Brief:
- Parent company Snap is looking at possible changes to Snapchat that would make public posts stay in the app longer or never disappear, undoing the key disappearing feature of the image-messaging app, unnamed sources told Reuters. Snapchat also is considering whether to reveal the identities of users who make those public posts.
- The possible changes would only affect photos and video shared to "Our Story" collections, which shares content beyond a user's friend network. Users would still have the option to delete posts at any point. However, one source told Reuters that celebrity content could be made permanent.
- Feedback from Snap's four news discovery platform partners could be behind the proposed changes, per the report. The platforms have said that the disappearing, anonymous public Stories are difficult to embed or cite into articles. Snap declined to comment on the plans.
Insight:
Snap's possible changes to the "Our Story" section of the popular social media app may help the company generate another source of ad revenue, as rival Twitter has done. If Snapchat Stories embedded outside of the app lasted longer, the company could potentially earn more advertising revenue for the extend time ads are viewable.
"The advertising would be visible for longer, and I could see advertisers paying more for it," eMarketer analyst Debra Aho Williamson told Reuters.
The biggest risk that Snap faces from making changes to its app is alienating more of its user base just one year after its redesigned app spurred an online protest and caused many users to flee the app. Snap has struggled with a shrinking user base, mounting losses and executive turnover amid more intense competition from larger rival Facebook. The departure of CFO Tim Stone after less than a year on the job may worry advertisers — especially those seeking to reach Snapchat's core audience of millennials and teens — about Snap's financial viability.

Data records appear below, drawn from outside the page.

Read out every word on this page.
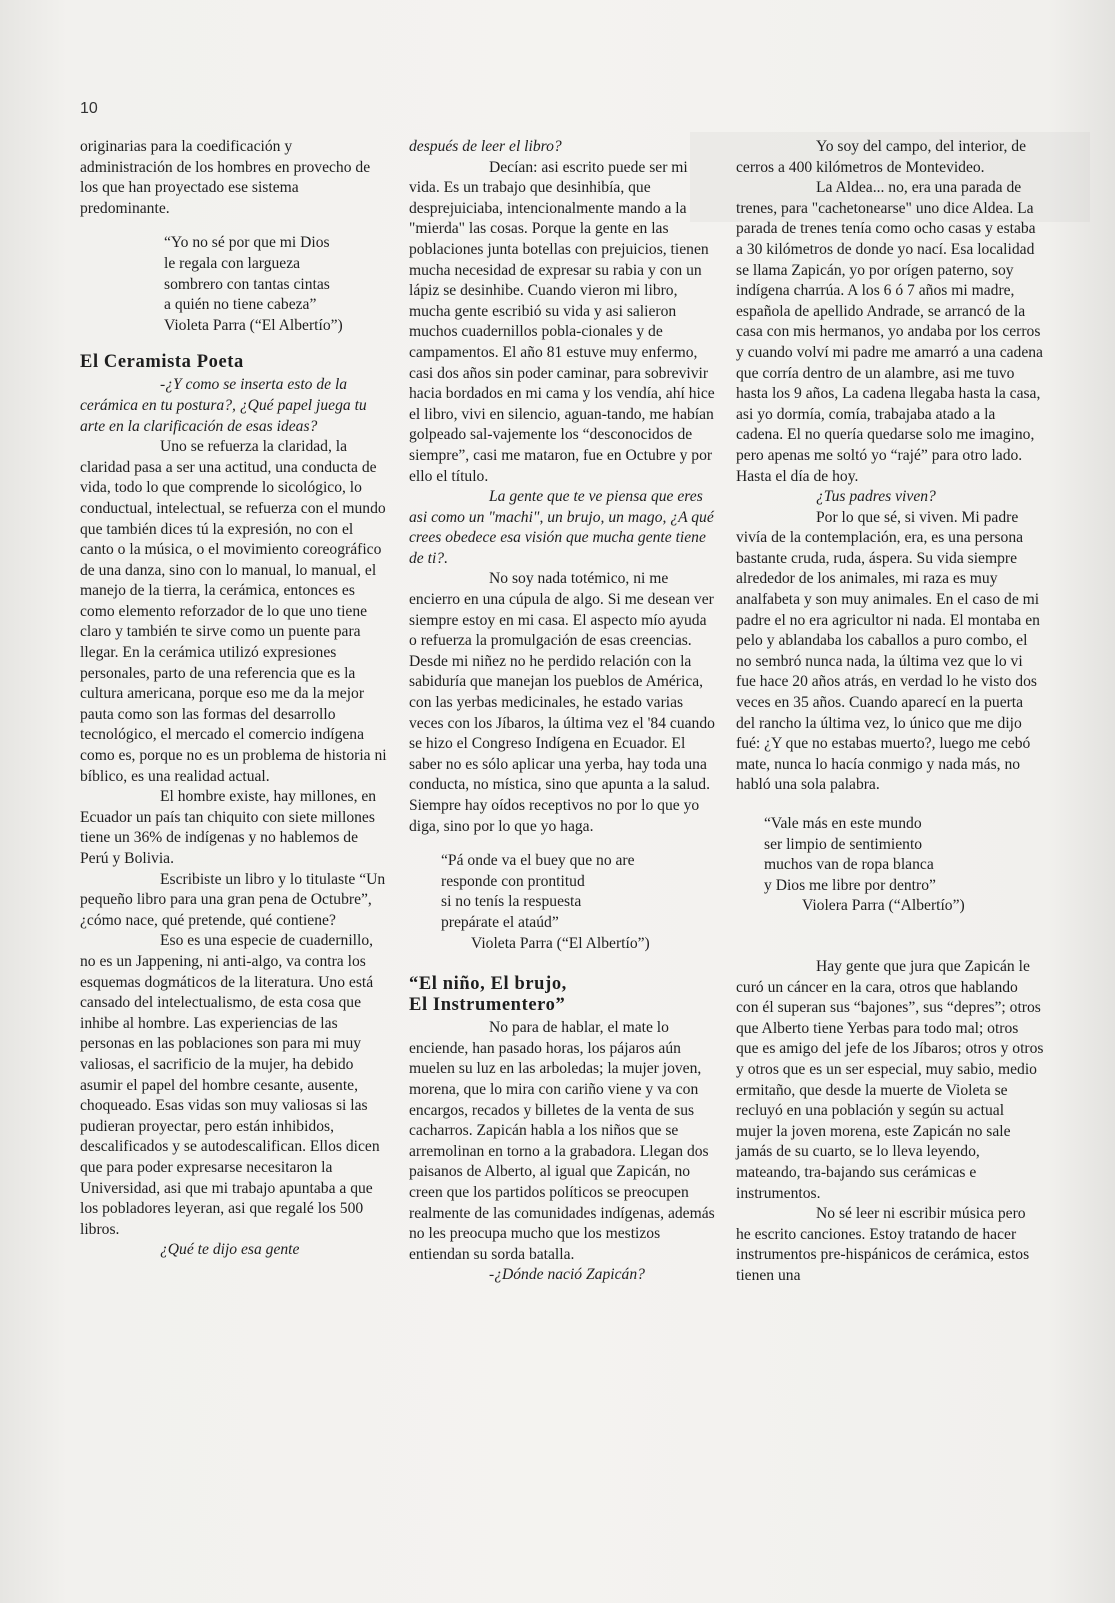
10

originarias para la coedificación y administración de los hombres en provecho de los que han proyectado ese sistema predominante.

“Yo no sé por que mi Dios
le regala con largueza
sombrero con tantas cintas
a quién no tiene cabeza”
Violeta Parra (“El Albertío”)
El Ceramista Poeta

-¿Y como se inserta esto de la cerámica en tu postura?, ¿Qué papel juega tu arte en la clarificación de esas ideas?

Uno se refuerza la claridad, la claridad pasa a ser una actitud, una conducta de vida, todo lo que comprende lo sicológico, lo conductual, intelectual, se refuerza con el mundo que también dices tú la expresión, no con el canto o la música, o el movimiento coreográfico de una danza, sino con lo manual, lo manual, el manejo de la tierra, la cerámica, entonces es como elemento reforzador de lo que uno tiene claro y también te sirve como un puente para llegar. En la cerámica utilizó expresiones personales, parto de una referencia que es la cultura americana, porque eso me da la mejor pauta como son las formas del desarrollo tecnológico, el mercado el comercio indígena como es, porque no es un problema de historia ni bíblico, es una realidad actual.

El hombre existe, hay millones, en Ecuador un país tan chiquito con siete millones tiene un 36% de indígenas y no hablemos de Perú y Bolivia.

Escribiste un libro y lo titulaste “Un pequeño libro para una gran pena de Octubre”, ¿cómo nace, qué pretende, qué contiene?

Eso es una especie de cuadernillo, no es un Jappening, ni anti-algo, va contra los esquemas dogmáticos de la literatura. Uno está cansado del intelectualismo, de esta cosa que inhibe al hombre. Las experiencias de las personas en las poblaciones son para mi muy valiosas, el sacrificio de la mujer, ha debido asumir el papel del hombre cesante, ausente, choqueado. Esas vidas son muy valiosas si las pudieran proyectar, pero están inhibidos, descalificados y se autodescalifican. Ellos dicen que para poder expresarse necesitaron la Universidad, asi que mi trabajo apuntaba a que los pobladores leyeran, asi que regalé los 500 libros.

¿Qué te dijo esa gente

después de leer el libro?

Decían: asi escrito puede ser mi vida. Es un trabajo que desinhibía, que desprejuiciaba, intencionalmente mando a la "mierda" las cosas. Porque la gente en las poblaciones junta botellas con prejuicios, tienen mucha necesidad de expresar su rabia y con un lápiz se desinhibe. Cuando vieron mi libro, mucha gente escribió su vida y asi salieron muchos cuadernillos pobla-cionales y de campamentos. El año 81 estuve muy enfermo, casi dos años sin poder caminar, para sobrevivir hacia bordados en mi cama y los vendía, ahí hice el libro, vivi en silencio, aguan-tando, me habían golpeado sal-vajemente los “desconocidos de siempre”, casi me mataron, fue en Octubre y por ello el título.

La gente que te ve piensa que eres asi como un "machi", un brujo, un mago, ¿A qué crees obedece esa visión que mucha gente tiene de ti?.

No soy nada totémico, ni me encierro en una cúpula de algo. Si me desean ver siempre estoy en mi casa. El aspecto mío ayuda o refuerza la promulgación de esas creencias. Desde mi niñez no he perdido relación con la sabiduría que manejan los pueblos de América, con las yerbas medicinales, he estado varias veces con los Jíbaros, la última vez el '84 cuando se hizo el Congreso Indígena en Ecuador. El saber no es sólo aplicar una yerba, hay toda una conducta, no mística, sino que apunta a la salud. Siempre hay oídos receptivos no por lo que yo diga, sino por lo que yo haga.

“Pá onde va el buey que no are
responde con prontitud
si no tenís la respuesta
prepárate el ataúd”
Violeta Parra (“El Albertío”)
“El niño, El brujo,
El Instrumentero”

No para de hablar, el mate lo enciende, han pasado horas, los pájaros aún muelen su luz en las arboledas; la mujer joven, morena, que lo mira con cariño viene y va con encargos, recados y billetes de la venta de sus cacharros. Zapicán habla a los niños que se arremolinan en torno a la grabadora. Llegan dos paisanos de Alberto, al igual que Zapicán, no creen que los partidos políticos se preocupen realmente de las comunidades indígenas, además no les preocupa mucho que los mestizos entiendan su sorda batalla.

-¿Dónde nació Zapicán?

Yo soy del campo, del interior, de cerros a 400 kilómetros de Montevideo.

La Aldea... no, era una parada de trenes, para "cachetonearse" uno dice Aldea. La parada de trenes tenía como ocho casas y estaba a 30 kilómetros de donde yo nací. Esa localidad se llama Zapicán, yo por orígen paterno, soy indígena charrúa. A los 6 ó 7 años mi madre, española de apellido Andrade, se arrancó de la casa con mis hermanos, yo andaba por los cerros y cuando volví mi padre me amarró a una cadena que corría dentro de un alambre, asi me tuvo hasta los 9 años, La cadena llegaba hasta la casa, asi yo dormía, comía, trabajaba atado a la cadena. El no quería quedarse solo me imagino, pero apenas me soltó yo “rajé” para otro lado. Hasta el día de hoy.

¿Tus padres viven?

Por lo que sé, si viven. Mi padre vivía de la contemplación, era, es una persona bastante cruda, ruda, áspera. Su vida siempre alrededor de los animales, mi raza es muy analfabeta y son muy animales. En el caso de mi padre el no era agricultor ni nada. El montaba en pelo y ablandaba los caballos a puro combo, el no sembró nunca nada, la última vez que lo vi fue hace 20 años atrás, en verdad lo he visto dos veces en 35 años. Cuando aparecí en la puerta del rancho la última vez, lo único que me dijo fué: ¿Y que no estabas muerto?, luego me cebó mate, nunca lo hacía conmigo y nada más, no habló una sola palabra.

“Vale más en este mundo
ser limpio de sentimiento
muchos van de ropa blanca
y Dios me libre por dentro”
Violera Parra (“Albertío”)

Hay gente que jura que Zapicán le curó un cáncer en la cara, otros que hablando con él superan sus “bajones”, sus “depres”; otros que Alberto tiene Yerbas para todo mal; otros que es amigo del jefe de los Jíbaros; otros y otros y otros que es un ser especial, muy sabio, medio ermitaño, que desde la muerte de Violeta se recluyó en una población y según su actual mujer la joven morena, este Zapicán no sale jamás de su cuarto, se lo lleva leyendo, mateando, tra-bajando sus cerámicas e instrumentos.

No sé leer ni escribir música pero he escrito canciones. Estoy tratando de hacer instrumentos pre-hispánicos de cerámica, estos tienen una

In deciding whether to make snaps permanent, Snap also must carefully consider how it handles user privacy amid the data-sharing scandals that have plagued Facebook over the past year. Snap will need to ensure it gets informed consent from users to reveal their identities in the "Our Story" section. To make posts permanent, users also must agree to give up direct control of the images and videos they post publicly, which may discourage people from sharing content in the first place.
The proposed changes come at a turbulent time for the social media company. Despite growing its quarterly revenue by 43%, Snapchat's user base fell for a second straight quarter, with Snap forecasting more declines ahead in its Q3 2018 earnings report. Snap is looking for a new CFO after Tim Stone announced his departure in a regulatory filing on Jan. 15. Chief accountant Lara Sweet will serve as the interim finance head after Stone officially departs on Feb. 5, when Snap next reports its earnings. Stone joined Snap in May after working at Amazon for about 20 years.